ECLI:NL:RBLEE:2007:BB2384
Rechtbank Leeuwarden
- Eerste aanleg - enkelvoudig
- Rechtspraak.nl
Omgangsregeling en informatieplicht tussen grootouders en minderjarige
In deze zaak hebben verzoekers, grootouders van een minderjarige, een verzoek ingediend bij de Rechtbank Leeuwarden om een omgangsregeling vast te stellen en om verweerders, de ouders van de minderjarige, een informatieplicht op te leggen. De rechtbank heeft op 5 september 2007 uitspraak gedaan in deze kwestie. Verzoekers stelden dat er een nauwe persoonlijke betrekking bestond tussen hen en hun kleinzoon, wat door verweerders werd betwist. De rechtbank heeft vastgesteld dat er voldoende feiten en omstandigheden zijn die de conclusie ondersteunen dat er sprake is van een nauwe persoonlijke betrekking in de zin van artikel 1:377f BW. Dit werd onderbouwd door verschillende contactmomenten tussen verzoekers en de minderjarige, waaronder een gezamenlijke vakantie en e-mailcommunicatie waarin de grootouders betrokkenheid bij de opvoeding van de minderjarige werd aangemoedigd.

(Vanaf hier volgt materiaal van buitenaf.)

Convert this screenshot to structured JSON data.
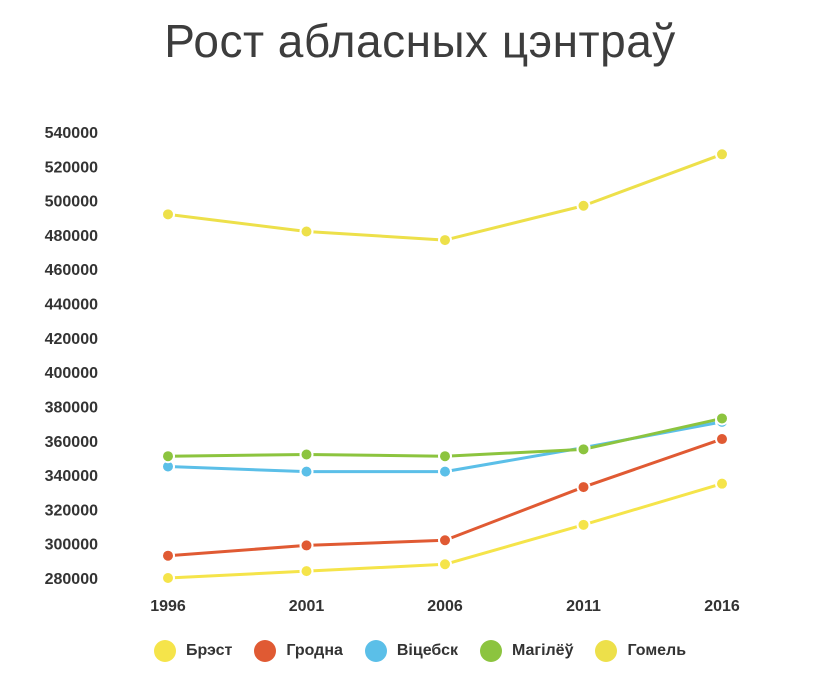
{
  "chart_data": {
    "type": "line",
    "title": "Рост абласных цэнтраў",
    "xlabel": "",
    "ylabel": "",
    "x": [
      "1996",
      "2001",
      "2006",
      "2011",
      "2016"
    ],
    "ylim": [
      280000,
      540000
    ],
    "yticks": [
      280000,
      300000,
      320000,
      340000,
      360000,
      380000,
      400000,
      420000,
      440000,
      460000,
      480000,
      500000,
      520000,
      540000
    ],
    "grid": false,
    "legend_position": "bottom",
    "series": [
      {
        "name": "Брэст",
        "color": "#f5e44a",
        "values": [
          280000,
          284000,
          288000,
          311000,
          335000
        ]
      },
      {
        "name": "Гродна",
        "color": "#e05a33",
        "values": [
          293000,
          299000,
          302000,
          333000,
          361000
        ]
      },
      {
        "name": "Віцебск",
        "color": "#5bbfe8",
        "values": [
          345000,
          342000,
          342000,
          356000,
          371000
        ]
      },
      {
        "name": "Магілёў",
        "color": "#8cc43f",
        "values": [
          351000,
          352000,
          351000,
          355000,
          373000
        ]
      },
      {
        "name": "Гомель",
        "color": "#ede04a",
        "values": [
          492000,
          482000,
          477000,
          497000,
          527000
        ]
      }
    ]
  }
}
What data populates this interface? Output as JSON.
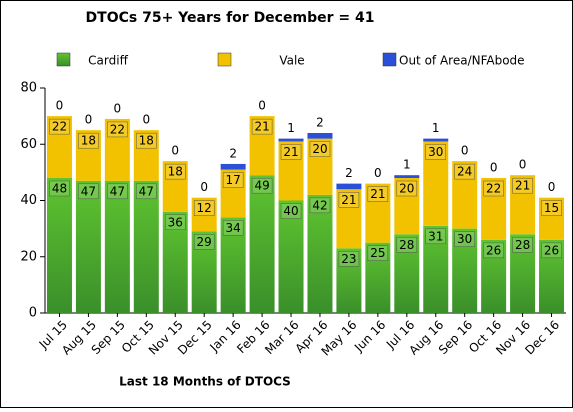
{
  "chart_data": {
    "type": "stacked_bar",
    "title": "DTOCs  75+ Years for December = 41",
    "x_label": "Last 18 Months of DTOCS",
    "categories": [
      "Jul 15",
      "Aug 15",
      "Sep 15",
      "Oct 15",
      "Nov 15",
      "Dec 15",
      "Jan 16",
      "Feb 16",
      "Mar 16",
      "Apr 16",
      "May 16",
      "Jun 16",
      "Jul 16",
      "Aug 16",
      "Sep 16",
      "Oct 16",
      "Nov 16",
      "Dec 16"
    ],
    "series": [
      {
        "name": "Cardiff",
        "color": "#4caf2a",
        "values": [
          48,
          47,
          47,
          47,
          36,
          29,
          34,
          49,
          40,
          42,
          23,
          25,
          28,
          31,
          30,
          26,
          28,
          26
        ]
      },
      {
        "name": "Vale",
        "color": "#f2c200",
        "values": [
          22,
          18,
          22,
          18,
          18,
          12,
          17,
          21,
          21,
          20,
          21,
          21,
          20,
          30,
          24,
          22,
          21,
          15
        ]
      },
      {
        "name": "Out of Area/NFAbode",
        "color": "#2a4fd8",
        "values": [
          0,
          0,
          0,
          0,
          0,
          0,
          2,
          0,
          1,
          2,
          2,
          0,
          1,
          1,
          0,
          0,
          0,
          0
        ]
      }
    ],
    "ylim": [
      0,
      80
    ],
    "yticks": [
      0,
      20,
      40,
      60,
      80
    ],
    "grid": false
  }
}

De rechtbank oordeelde dat, hoewel er spanningen waren tussen de partijen, het in het belang van de sociaal-emotionele ontwikkeling van de minderjarige is om grootouders te leren kennen. Echter, gezien de huidige spanningen en het gebrek aan contact, werd een omgangsregeling vastgesteld van één zondag per zes weken, waarbij de grootouders de minderjarige in het bijzijn van de ouders of een vertrouwenspersoon konden ontmoeten. Daarnaast werd een informatieplicht opgelegd, waarbij verweerders verplicht werden om verzoekers op de hoogte te stellen van belangrijke zaken met betrekking tot de minderjarige, zoals gezondheid en schoolvorderingen, en hen elke zes maanden een recente foto van de minderjarige te sturen.
De rechtbank heeft de proceskosten gecompenseerd, zodat iedere partij zijn eigen kosten draagt. Deze beschikking is gegeven door mr. Th.G. Lautenbach, lid van de kamer en kinderrechter, en is uitgesproken ter openbare terechtzitting op 5 september 2007.